Uterotonic agents: Symptoms
Advanced, Clinical Subspecialties
Uterotonic agents increase the frequency and tonicity of uterine contractions. They are used to induce labor and to treat postpartum hemorrhage and uterine atony. Their side effects are related to their mechanism of action.
Oxyctocin is the endogenous posterior pituitary hormone that stimulates cervical dilation and uterine contractions during labor. Its synthetic, IV analogue, Pitocin, is often used to induce labor through IV titration. Side effects include hypotension at high doses due to systemic vascular smooth muscle relaxation and subsequent reflex tachycardia.
Ergot alkaloids are part of a family of chemicals originally derived from fungi. Methylergonovine (Methergine) causes intense uterine contraction and is used postpartum for atony and/or PPH. It causes non-specific smooth muscle contraction and therefore its side effects are hypertension, coronary vasospasm, and bronchospasm. Usually given in a single IM dose (to avoid severe and profound hypertension if given as an IV bolus) but can also be used as a diluted IV infusion. Methylergonovine is contraindicated in hypertensive patients.

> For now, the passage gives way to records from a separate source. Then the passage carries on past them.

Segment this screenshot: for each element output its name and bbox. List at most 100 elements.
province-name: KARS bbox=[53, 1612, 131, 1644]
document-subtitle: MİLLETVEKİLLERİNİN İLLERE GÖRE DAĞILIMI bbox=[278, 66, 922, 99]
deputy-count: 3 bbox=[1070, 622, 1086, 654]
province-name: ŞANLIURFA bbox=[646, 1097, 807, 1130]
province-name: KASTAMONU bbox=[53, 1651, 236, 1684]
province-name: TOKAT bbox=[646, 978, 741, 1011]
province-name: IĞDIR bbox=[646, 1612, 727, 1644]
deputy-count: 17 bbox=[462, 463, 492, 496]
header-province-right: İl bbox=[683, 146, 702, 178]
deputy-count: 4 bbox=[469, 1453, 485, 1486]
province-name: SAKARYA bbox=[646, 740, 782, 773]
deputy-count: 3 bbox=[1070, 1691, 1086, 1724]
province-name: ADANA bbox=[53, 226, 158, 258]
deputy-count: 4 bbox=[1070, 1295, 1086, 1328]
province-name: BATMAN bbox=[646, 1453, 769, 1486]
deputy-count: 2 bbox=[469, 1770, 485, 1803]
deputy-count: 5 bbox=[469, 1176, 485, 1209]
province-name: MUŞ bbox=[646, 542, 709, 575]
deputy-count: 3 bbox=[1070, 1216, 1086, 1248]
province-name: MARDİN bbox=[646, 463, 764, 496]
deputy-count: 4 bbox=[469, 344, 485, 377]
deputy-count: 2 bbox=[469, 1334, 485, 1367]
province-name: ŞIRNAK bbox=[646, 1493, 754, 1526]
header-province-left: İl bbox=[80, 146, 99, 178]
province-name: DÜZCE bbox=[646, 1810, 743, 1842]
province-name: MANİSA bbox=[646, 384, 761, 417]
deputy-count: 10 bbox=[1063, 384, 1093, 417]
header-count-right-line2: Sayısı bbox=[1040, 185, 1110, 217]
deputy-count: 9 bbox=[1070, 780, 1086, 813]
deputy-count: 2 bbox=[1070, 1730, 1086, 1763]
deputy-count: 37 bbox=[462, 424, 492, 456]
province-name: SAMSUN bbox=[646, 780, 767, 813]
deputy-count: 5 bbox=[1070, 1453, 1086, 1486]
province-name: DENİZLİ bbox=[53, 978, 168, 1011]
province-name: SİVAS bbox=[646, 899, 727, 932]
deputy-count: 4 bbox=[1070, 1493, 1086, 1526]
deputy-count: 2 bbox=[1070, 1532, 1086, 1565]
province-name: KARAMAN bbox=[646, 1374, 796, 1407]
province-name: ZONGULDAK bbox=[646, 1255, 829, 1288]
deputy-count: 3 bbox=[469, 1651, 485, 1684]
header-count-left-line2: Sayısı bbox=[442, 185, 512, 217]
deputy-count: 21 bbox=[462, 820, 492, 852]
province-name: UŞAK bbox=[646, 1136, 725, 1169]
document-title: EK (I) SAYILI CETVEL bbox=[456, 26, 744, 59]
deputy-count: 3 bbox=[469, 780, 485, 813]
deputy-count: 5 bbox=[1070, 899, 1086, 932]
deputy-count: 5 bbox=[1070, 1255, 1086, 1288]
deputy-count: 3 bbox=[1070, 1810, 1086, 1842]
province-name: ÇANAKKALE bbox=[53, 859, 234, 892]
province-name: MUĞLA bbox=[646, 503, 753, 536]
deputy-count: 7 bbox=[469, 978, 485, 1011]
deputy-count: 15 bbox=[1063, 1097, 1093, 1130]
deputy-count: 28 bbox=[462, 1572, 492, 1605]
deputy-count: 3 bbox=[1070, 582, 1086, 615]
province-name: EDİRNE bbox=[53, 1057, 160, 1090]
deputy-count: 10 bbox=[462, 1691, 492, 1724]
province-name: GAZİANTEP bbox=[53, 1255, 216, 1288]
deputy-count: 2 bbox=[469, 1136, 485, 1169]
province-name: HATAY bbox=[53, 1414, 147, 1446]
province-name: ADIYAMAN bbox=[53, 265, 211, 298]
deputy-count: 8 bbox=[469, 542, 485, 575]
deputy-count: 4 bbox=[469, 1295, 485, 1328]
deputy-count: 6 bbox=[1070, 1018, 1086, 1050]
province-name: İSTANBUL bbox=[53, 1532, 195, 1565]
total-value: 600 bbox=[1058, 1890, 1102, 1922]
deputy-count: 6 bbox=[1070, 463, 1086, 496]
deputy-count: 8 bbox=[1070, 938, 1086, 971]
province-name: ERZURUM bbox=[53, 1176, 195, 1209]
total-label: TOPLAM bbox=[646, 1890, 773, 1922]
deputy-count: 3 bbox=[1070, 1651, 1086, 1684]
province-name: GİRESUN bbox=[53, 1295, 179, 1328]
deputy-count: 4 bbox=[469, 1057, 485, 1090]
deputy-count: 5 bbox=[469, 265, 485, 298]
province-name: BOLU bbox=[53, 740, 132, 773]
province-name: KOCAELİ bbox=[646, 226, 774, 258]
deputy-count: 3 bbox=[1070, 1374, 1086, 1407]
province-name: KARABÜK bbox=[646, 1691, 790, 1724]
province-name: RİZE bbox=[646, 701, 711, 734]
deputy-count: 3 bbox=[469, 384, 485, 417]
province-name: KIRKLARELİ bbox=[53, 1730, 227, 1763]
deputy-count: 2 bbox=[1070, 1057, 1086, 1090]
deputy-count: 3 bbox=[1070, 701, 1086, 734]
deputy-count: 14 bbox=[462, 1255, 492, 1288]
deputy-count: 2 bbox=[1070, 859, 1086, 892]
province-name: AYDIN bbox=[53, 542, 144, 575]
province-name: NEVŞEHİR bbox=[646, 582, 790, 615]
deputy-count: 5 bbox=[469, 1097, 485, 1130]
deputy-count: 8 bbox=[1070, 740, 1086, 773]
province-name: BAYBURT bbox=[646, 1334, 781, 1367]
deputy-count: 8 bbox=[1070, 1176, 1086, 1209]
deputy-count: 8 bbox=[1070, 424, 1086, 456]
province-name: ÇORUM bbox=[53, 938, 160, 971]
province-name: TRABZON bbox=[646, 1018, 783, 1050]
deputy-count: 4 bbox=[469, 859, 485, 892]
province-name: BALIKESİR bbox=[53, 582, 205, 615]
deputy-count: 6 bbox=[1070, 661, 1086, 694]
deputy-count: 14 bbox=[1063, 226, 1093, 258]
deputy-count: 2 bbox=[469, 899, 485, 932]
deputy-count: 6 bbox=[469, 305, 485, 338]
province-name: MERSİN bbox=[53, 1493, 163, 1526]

Carboprost (Hemabate) is a synthetically derived analogue of Prostaglandin F2 that causes uterine contractions and used to treat uterine atony and PPH. Side effects include increased cardiac output, increased pulmonary vascular resistance, bronchospasm and nausea. Carboprost is contraindicated in patients with asthma. The Prostaglandin E1 analogue, misoprostol (Cytotec) and Prostaglandin E2 (Dinoprostone) may cause nausea, hypotension and fever. These latter two do not have the bronchospasm associated with carboprost. Prostaglandins are administered via intramuscular injection.